Title:Equations and first-order theory of one-relator and word-hyperbolic monoids

Abstract:We investigate systems of equations and the first-order theory of one-relator monoids and of word-hyperbolic monoids. We describe a family of one-relator monoids of the form $\langle A\mid w=1\rangle$ with decidable Diophantine problem (i.e.\ decidable systems of equations), and another family $\mathcal{F}$ of one-relator monoids $\langle A\mid w=1\rangle$ where for each monoid $M$ in $\mathcal{F}$, the longstanding open problem of decidability of word equations with length constraints reduces to the Diophantine problem in $M$. This is achieved by interpreting by systems of equations in $M$ a free monoid with a length relation. It follows that each monoid in $\mathcal{F}$ has undecidable positive AE-theory, hence in particular it has undecidable first-order theory. The family $\mathcal{F}$ includes many one-relator monoids with torsion $\langle A\mid w^n = 1\rangle$ ($n>1$), which have hyperbolic group of units and hyperbolic undirected Cayley graph.

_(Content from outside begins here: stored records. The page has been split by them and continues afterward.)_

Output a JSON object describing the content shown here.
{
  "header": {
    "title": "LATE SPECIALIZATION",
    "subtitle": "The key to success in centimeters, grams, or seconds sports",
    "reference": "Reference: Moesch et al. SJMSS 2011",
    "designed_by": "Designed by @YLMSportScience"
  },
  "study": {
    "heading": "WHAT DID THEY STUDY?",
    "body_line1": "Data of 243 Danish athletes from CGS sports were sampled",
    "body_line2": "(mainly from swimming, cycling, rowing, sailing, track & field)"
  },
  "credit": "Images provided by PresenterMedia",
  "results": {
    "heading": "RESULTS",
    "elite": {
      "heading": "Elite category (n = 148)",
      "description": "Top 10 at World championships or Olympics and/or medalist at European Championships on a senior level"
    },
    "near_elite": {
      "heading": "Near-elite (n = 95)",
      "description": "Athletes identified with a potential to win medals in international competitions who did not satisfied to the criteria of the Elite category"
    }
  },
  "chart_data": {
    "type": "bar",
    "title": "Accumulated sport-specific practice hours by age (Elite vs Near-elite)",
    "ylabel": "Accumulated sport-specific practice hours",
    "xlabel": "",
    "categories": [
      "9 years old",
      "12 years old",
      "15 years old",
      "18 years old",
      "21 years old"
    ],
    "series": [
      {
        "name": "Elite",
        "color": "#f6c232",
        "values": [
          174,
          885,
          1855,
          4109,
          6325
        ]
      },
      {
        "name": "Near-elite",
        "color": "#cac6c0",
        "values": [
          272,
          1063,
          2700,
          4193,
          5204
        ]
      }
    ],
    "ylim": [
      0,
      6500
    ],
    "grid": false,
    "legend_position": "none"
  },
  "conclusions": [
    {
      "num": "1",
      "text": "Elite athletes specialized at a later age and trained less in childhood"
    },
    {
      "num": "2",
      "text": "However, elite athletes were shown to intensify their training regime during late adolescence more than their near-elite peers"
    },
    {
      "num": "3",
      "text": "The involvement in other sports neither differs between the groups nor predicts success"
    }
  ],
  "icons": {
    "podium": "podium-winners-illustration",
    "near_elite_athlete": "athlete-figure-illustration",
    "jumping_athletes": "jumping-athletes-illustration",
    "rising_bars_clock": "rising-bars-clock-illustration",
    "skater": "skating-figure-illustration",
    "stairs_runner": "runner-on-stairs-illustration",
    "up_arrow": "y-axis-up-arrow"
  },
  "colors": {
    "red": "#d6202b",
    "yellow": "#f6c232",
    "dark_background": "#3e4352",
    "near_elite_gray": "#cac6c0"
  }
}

Contrastingly, all one-relator groups with torsion are hyperbolic, and all hyperbolic groups are known to have decidable Diophantine problem.
For word-hyperbolic monoids, we prove that the polycyclic monoid has decidable Diophantine problem but undecidable positive AE-theory. We shall also observe that there exist families of word-hyperbolic monoids such that the decidability problem of word equations with length constraints is reducible to the Diophantine problem in any of these monoids. We finish the paper with a list of open problems and questions.